I knew it might take a little work to get Drea on the sled.  However, before this last round of winter storms, she kept wanting to get the sleds out and try sledding down the small hill next to the house.  I thought just maybe if we could find the right hill she might try it.  As luck would have it, we found one.  To be honest with you, I don't know how I didn't realize it was there before.  I guess it took my neighbors moving for me to realize it.  Either way it is a perfect hill for the girls and it is a 20 second walk out our front door.  So when the temperature hasn't been below zero we have been able to go sledding.  We have already been five times and with another snow day tomorrow we will be hitting the slopes again. 
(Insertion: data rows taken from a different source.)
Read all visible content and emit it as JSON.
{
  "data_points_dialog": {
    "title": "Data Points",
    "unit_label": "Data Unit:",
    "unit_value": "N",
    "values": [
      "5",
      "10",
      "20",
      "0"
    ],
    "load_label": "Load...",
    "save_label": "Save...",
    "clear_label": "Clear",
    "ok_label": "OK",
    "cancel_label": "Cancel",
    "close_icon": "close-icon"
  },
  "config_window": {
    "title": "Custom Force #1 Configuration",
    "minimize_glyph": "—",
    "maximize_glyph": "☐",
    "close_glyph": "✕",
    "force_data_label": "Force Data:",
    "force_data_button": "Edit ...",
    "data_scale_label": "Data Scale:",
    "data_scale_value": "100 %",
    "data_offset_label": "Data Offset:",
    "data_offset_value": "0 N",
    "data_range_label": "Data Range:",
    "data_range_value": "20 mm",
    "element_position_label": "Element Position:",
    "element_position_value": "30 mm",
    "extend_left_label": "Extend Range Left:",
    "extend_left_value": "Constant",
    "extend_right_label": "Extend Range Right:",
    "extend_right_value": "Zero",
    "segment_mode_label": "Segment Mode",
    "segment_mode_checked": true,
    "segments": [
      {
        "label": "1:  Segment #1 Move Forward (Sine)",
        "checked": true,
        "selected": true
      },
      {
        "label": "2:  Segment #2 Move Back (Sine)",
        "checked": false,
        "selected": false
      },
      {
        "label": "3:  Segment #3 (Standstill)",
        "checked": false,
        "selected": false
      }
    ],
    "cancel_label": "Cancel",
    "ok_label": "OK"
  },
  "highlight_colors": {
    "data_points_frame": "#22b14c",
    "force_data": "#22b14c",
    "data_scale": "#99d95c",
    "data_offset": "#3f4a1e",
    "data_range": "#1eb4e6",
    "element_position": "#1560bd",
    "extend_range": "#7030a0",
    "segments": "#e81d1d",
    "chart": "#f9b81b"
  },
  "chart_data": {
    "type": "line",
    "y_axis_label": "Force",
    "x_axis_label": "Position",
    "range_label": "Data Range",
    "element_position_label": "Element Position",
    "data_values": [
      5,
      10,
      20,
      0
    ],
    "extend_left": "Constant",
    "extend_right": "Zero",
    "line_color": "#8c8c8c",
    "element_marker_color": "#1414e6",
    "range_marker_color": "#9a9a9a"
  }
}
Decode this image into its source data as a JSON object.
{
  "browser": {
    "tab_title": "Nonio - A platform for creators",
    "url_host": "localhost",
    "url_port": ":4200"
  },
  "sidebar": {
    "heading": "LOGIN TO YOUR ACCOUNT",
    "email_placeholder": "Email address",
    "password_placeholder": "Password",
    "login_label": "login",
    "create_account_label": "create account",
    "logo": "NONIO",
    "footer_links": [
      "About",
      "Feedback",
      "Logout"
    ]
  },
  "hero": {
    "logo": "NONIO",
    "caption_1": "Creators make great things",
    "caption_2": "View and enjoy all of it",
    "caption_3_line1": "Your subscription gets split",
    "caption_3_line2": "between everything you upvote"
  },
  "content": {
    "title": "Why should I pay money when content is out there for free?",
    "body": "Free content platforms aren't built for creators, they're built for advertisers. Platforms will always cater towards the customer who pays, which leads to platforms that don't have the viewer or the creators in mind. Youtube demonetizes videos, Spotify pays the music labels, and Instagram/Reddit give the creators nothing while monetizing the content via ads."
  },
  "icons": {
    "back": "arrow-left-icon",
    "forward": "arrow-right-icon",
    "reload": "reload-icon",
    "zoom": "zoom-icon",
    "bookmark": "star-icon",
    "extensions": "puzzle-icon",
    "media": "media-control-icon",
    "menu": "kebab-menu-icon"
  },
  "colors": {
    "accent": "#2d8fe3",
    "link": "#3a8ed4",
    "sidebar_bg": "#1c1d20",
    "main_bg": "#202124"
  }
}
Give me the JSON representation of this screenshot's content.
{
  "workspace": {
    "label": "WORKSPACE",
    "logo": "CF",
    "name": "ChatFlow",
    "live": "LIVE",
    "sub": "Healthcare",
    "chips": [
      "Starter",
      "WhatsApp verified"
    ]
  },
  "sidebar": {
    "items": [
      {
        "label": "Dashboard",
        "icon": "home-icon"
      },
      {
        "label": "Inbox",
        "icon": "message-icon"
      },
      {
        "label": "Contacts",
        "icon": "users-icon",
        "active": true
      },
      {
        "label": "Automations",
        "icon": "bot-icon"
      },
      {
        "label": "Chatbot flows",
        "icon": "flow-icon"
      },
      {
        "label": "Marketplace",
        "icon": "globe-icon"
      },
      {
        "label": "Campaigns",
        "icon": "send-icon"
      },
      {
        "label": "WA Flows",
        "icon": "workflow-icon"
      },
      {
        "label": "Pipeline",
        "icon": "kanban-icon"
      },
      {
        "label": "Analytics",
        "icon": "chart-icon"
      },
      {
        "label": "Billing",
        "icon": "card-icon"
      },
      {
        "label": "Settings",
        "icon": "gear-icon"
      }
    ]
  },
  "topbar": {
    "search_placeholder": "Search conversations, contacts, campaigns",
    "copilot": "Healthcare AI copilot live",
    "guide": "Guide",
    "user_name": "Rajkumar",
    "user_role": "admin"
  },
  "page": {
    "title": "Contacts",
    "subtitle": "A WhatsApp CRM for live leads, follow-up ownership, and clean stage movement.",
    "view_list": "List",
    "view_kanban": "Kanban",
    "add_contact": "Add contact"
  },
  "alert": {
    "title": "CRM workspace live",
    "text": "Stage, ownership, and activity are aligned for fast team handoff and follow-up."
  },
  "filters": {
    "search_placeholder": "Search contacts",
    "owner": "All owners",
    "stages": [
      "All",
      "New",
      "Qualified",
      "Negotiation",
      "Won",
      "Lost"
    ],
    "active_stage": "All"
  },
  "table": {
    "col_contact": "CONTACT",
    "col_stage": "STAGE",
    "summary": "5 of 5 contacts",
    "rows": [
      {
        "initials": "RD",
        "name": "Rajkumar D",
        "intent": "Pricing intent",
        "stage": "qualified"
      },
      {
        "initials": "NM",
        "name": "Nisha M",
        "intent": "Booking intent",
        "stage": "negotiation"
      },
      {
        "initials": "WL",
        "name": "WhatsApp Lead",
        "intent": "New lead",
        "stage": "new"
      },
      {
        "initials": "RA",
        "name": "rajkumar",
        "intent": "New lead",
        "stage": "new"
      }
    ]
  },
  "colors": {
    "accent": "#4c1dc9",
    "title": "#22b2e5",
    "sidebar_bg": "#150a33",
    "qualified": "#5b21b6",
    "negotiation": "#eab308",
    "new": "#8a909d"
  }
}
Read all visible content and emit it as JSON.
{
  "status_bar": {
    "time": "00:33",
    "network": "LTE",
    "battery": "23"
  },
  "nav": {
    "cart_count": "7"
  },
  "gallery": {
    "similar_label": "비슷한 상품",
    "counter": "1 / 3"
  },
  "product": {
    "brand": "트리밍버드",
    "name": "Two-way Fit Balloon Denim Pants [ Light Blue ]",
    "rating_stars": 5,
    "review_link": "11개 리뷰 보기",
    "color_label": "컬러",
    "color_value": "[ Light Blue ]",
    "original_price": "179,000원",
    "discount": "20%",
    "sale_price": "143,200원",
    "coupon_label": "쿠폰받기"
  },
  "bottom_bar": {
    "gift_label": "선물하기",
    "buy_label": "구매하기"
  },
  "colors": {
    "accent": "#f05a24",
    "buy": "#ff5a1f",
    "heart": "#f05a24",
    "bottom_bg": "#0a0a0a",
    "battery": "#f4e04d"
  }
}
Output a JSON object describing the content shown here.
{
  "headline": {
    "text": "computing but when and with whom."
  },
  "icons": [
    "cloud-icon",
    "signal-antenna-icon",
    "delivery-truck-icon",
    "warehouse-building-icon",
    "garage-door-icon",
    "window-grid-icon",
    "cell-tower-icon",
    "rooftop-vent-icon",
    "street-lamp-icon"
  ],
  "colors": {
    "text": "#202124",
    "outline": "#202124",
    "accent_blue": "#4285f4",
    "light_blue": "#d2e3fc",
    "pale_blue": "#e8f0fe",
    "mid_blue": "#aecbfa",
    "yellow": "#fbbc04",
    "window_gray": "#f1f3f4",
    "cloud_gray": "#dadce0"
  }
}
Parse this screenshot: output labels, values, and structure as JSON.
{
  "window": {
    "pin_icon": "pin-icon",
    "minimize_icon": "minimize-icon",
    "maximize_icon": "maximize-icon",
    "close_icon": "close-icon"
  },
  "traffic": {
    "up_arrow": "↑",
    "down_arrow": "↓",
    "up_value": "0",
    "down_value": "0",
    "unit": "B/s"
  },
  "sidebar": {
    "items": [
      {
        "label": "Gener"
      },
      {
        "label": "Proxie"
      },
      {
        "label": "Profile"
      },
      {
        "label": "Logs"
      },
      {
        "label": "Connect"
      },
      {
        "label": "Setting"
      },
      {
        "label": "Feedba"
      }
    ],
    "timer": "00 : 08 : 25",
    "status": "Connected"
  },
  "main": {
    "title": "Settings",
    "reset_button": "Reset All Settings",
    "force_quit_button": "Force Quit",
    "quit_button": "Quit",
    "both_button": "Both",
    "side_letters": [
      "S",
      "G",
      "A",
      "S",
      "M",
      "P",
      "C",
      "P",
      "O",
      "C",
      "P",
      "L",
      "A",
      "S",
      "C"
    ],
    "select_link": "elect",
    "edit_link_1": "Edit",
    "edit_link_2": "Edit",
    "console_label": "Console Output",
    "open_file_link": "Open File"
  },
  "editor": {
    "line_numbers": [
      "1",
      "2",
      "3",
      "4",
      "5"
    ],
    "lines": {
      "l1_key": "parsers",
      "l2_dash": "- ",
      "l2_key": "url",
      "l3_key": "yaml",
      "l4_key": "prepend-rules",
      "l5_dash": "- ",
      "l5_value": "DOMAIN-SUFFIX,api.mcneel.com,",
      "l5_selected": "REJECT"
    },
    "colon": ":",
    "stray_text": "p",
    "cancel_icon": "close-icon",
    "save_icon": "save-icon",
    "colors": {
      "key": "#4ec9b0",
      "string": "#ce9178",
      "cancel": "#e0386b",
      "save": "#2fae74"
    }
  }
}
This is from one of the first times we went sledding two weeks ago

Notice the road in the background...this was not an issue until
the snow got really packed down, then the road became an issue, I
built a wall of snow to prevent going into the road and so far so good

Drea just finishing her first run of the day

Charlotte getting ready for her turn

Both girls at the top of the mountain


Finishing another run


 I have noticed as the snow gets packed down the less and less the girls want to go.  It gets really fast.  I have managed to go several times as well and it is really a lot of fun for me too.  The funny thing is when we went for the first time two weeks ago, I couldn't figure out why my body hurt so much one morning.  Then I remembered, we were sledding.  The next step is to take them to WISP for tubing, but for now, we will enjoy our little hill and our 20 second walk.

 
This first clip is only like 10 seconds of Drea coming down the hill
 
 
This video is about 1 minute of both of the girls


Saturday, February 1, 2014

IT is well with my Soul

We sang this old hymn last Sunday at church.  It made me think.  I have been though a lot in the last couple of years.  And those that know me and know my story...well, know.  I don't know what it was about it, but it sunk in.  Maybe it was the small crowd and the intimate feel because of the bad weather.  Maybe it was just time.  Or maybe, just maybe it was God.  But it hit me that day at church.  Smack dab in the face.  IT is well with my Soul.  That's it.  Nothing more than that.  IT is well with my Soul.

Sunday also marked the last trip for the girls and I at HealthPlex.  Well, HealthPlus, now.  Anyway, I was able to join though my health insurance for the last two years at a discounted rate of $20 a month.  The program was only a two year program and my two years are up on Friday.  So for awhile, that was our last family swim.  Perhaps, I'll join the gym again, but maybe, just maybe that was it.  I know this might sound corny, but as the girls jumped and played and our time was winding down, I thought about the last two years and how much fun we have had there.  Drea really learned to swim there.  She started swimming a little bit before we went, but before you know it she was swimming like a fish.  Charlotte is now right at that point.  She is constantly wanting to take off her puddle jumper and swim around.  So as I watched the final minutes tick away, I got a little emotional because that chapter is closing.  But IT too is well with my Soul. 

As I move forward with the next chapter in my story, I encourage you to press on and focus on God.  Whatever IT is that you are dealing or struggling with, let IT be well with your Soul.  God is there and is listening, just start talking.